My interest in building replicas of 17th & 18th century American furniture and architectural components began in 1972 from a professor of humanities at college whose interest and passion in early tools and furniture, and friendship I treasure, and which continues to the present.
I began gathering and restoring necessary and appropriate tools, studying styles, design and construction methods, visiting museums and historic sites, measuring and drawing, going to sawmills, and working in earnest. My training and education was by application, no classes, no visual aids (not then), and no power equipment- everything hand sawn from 4/4" to 16/4" stock in all woods, from small boxes to chests, cupboards, chairs, tables, beds, and everything else an apprentice would do. This, I continued for eight years and started in business in 1980.
Having grown up in Connecticut the body of my work represents predominantly New England furniture and architectural design from 1620 to the Federal period. I build furniture of every sort and style - simple to elegant, in all woods appropriate, and raised panel walls, shell top corner cupboards (nine in all), wainscoting and mouldings, carved fireplace mantels, stair case balusters newel posts and railings, and doorways.
Throughout these years I have repaired, restored, and conserved an extensive and significant number of pieces of every sort for individuals, collectors, antique dealers and historic institutions including pieces of important historic rarity, as well as consulting on the authentication and purchase of antique furniture.
Since the 1970's I have presented and have been a part of many educational demonstrations and seminars for museums, schools, historical societies and historic sites.
It is from the design, creativity, understanding and knowledge of the materials and tools, industry and skill level of our Colonial furniture makers that inspired me to emulate their wonderful work.

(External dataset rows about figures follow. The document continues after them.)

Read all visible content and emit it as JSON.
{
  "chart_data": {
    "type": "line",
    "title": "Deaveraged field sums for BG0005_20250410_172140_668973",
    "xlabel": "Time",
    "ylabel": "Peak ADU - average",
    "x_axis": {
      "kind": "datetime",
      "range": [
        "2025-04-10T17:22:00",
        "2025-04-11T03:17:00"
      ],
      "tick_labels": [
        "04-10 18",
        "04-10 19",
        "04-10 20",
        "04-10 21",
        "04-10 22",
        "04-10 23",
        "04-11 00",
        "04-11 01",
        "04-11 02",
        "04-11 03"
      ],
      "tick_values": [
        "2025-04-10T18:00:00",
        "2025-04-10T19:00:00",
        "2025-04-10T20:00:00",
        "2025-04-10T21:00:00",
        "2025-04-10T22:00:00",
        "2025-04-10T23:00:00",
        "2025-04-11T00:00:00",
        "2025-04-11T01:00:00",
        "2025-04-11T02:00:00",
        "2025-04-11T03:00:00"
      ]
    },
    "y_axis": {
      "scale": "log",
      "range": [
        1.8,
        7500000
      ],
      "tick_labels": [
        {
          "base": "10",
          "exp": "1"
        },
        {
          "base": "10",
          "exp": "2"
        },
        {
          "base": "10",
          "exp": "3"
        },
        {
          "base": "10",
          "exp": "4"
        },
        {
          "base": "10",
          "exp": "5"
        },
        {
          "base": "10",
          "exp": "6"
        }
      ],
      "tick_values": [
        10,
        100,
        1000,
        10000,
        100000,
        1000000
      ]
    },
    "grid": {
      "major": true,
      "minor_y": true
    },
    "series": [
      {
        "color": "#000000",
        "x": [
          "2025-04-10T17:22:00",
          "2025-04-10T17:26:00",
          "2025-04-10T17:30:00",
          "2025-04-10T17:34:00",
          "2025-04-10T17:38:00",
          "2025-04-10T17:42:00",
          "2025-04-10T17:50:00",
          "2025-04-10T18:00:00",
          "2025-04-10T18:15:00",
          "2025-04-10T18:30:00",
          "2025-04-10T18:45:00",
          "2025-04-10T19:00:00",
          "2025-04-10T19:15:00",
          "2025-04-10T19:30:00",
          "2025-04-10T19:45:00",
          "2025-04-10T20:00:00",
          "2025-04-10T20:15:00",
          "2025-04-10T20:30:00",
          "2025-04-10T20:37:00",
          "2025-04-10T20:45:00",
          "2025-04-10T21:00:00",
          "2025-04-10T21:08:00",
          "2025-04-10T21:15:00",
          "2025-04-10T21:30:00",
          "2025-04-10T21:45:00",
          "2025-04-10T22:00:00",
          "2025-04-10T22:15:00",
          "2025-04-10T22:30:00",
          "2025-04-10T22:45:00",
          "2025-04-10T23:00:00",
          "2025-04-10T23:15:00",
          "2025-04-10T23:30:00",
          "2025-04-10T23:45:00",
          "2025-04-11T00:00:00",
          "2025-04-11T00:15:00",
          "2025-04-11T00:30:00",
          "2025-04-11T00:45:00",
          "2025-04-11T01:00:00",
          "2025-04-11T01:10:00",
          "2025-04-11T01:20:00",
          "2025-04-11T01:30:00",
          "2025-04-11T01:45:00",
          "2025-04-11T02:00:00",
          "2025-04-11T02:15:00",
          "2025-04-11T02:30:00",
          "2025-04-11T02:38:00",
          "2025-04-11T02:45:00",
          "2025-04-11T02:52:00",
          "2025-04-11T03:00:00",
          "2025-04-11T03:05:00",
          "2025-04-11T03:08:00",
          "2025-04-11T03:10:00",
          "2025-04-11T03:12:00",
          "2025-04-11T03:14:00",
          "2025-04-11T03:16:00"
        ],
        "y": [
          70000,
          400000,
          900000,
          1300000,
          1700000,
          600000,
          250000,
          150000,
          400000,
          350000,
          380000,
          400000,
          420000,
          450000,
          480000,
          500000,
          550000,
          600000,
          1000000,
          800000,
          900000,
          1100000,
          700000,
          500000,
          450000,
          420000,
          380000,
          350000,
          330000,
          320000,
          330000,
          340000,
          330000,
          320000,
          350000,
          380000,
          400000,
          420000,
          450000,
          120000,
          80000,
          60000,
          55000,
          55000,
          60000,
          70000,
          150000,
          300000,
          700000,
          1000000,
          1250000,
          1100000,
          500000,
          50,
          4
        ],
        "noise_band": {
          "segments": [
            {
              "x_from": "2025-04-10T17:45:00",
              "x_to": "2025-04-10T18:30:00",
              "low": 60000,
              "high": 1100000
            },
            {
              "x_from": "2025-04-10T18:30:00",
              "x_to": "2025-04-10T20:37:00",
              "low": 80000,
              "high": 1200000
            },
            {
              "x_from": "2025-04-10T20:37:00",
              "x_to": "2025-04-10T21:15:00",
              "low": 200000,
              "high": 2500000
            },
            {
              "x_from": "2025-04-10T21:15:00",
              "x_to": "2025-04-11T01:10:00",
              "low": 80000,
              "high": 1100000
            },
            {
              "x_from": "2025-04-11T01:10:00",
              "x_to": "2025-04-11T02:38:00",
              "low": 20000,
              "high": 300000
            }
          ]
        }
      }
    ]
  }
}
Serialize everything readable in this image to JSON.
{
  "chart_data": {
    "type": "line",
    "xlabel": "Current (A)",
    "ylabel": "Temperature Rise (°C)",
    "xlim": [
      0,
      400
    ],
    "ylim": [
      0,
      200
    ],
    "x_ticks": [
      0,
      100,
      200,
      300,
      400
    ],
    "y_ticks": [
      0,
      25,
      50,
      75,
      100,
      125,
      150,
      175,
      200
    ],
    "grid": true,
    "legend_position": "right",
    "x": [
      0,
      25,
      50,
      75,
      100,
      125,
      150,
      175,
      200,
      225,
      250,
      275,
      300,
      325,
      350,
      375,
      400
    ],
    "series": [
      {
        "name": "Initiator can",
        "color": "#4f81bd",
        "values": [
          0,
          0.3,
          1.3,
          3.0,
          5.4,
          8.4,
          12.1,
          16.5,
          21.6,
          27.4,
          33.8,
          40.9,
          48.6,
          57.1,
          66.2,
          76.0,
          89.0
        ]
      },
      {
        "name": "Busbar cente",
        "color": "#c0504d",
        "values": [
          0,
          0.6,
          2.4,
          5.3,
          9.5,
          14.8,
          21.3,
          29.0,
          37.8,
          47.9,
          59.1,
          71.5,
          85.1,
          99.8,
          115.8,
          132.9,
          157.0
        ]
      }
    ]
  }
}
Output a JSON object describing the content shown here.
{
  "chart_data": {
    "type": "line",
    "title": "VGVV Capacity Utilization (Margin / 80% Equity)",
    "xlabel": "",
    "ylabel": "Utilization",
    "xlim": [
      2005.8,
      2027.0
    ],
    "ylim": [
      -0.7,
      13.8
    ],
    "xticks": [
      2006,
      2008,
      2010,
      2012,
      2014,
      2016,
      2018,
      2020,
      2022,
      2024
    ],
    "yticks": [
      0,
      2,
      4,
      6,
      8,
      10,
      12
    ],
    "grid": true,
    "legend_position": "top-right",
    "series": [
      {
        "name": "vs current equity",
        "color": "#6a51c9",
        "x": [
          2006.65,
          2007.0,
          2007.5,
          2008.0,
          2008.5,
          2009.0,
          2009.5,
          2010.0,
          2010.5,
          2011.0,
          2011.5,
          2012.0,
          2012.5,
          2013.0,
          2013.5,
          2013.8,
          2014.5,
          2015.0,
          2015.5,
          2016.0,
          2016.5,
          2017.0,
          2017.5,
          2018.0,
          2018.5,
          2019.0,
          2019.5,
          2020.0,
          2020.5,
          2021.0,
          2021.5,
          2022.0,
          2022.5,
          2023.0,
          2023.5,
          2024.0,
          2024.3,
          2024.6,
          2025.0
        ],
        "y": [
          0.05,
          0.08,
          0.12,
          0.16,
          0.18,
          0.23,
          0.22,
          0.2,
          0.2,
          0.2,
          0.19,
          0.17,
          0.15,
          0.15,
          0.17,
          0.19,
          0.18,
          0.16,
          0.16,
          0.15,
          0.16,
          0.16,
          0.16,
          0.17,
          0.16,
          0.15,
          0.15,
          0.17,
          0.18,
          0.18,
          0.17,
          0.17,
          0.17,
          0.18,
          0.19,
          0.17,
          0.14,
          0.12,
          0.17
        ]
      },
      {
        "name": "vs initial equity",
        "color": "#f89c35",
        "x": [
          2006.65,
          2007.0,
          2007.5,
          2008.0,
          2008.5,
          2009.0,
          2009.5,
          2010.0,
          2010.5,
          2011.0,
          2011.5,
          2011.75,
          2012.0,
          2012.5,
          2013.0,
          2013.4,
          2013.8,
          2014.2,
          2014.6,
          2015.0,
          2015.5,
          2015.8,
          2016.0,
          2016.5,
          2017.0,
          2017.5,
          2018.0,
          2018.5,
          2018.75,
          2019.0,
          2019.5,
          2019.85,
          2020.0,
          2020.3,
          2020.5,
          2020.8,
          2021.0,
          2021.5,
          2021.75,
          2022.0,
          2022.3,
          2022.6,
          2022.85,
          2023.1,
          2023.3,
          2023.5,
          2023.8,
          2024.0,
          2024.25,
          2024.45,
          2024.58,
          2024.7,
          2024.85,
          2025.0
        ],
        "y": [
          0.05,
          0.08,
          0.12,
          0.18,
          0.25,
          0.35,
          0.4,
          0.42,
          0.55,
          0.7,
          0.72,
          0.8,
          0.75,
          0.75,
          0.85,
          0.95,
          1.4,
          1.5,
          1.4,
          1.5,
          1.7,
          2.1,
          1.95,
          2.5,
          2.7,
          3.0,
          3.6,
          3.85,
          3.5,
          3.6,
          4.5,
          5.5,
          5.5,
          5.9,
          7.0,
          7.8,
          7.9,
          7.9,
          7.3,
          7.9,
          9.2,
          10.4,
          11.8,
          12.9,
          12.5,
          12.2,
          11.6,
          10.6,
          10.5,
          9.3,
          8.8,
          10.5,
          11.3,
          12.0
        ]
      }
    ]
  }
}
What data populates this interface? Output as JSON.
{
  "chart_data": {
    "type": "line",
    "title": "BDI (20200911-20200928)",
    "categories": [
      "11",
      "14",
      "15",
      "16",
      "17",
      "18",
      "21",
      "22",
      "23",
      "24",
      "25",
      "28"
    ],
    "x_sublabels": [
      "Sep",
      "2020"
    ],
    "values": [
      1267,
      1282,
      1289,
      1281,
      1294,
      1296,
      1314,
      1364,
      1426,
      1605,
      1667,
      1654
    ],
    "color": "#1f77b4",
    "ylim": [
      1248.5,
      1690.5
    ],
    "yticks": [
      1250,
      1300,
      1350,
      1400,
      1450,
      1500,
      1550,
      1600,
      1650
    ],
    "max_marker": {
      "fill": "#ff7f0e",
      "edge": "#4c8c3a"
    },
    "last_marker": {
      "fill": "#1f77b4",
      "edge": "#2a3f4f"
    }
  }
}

They were fine craftsmen who took English and Continental prototypes and reinterpreted them on a new continent for a "New World".
Presented in these pictures are examples of their designs showing a representative sampling from the 17th & and 18th century using methods of joynery, tools, wood selection, and finishes of the period.
All of this work, past and present show many and varied details: mouldings, fluting and reeding are executed with period wooden planes I've restored, or carved or turned where necessary. All surfaces are finally made smooth by hand planeing or scraping, which leaves a wonderful glistened surface.
The most ornamental and beautiful addition or part to furniture or architecture is carved decoration. All of my carving is accomplished completely by hand. These include: the scalloped shell or fan tops of cupboards, serpentine moulded crowns and fans, shells and feet on high chests, all arched panels on doors and wall paneling, relief carving on boxes, chests, and exterior doorways, spiral carving on finials, candlestands, bed posts, balusters and volutes, and chip carving on spoon racks and boxes and more!
Turning is a major element of my work. My lathe is a mid 18th century post and beam great wheel lathe with 7"x 9" ways and 6"x 16" ends, 8' tall, from Woodbury, Ct. that I purchased in 1972, and thus began my turners life as well. Turning is also a very significant, ornamental and articulated part of furniture and architectural design of the 17th & 18th century and of course from the ancient to the present. Just about every piece of furniture can have a turned part and sometimes all parts! I have made thousands of turnings on this lathe over these years, for all that has, and hasn't been previously spoken of. As an example, I've made over a hundred chairs for just four clients, and for one house restoration in the '80's I turned 185 stair balusters, and there has been a countless number since, and many more before I sleep!
Lastly, my work is a labor of love, a passion, authenticity, a respect and reverence for the history and artistry in wood. It is also and mostly a testimony to all the craftsmen who have provided for us this Treasury of American Design.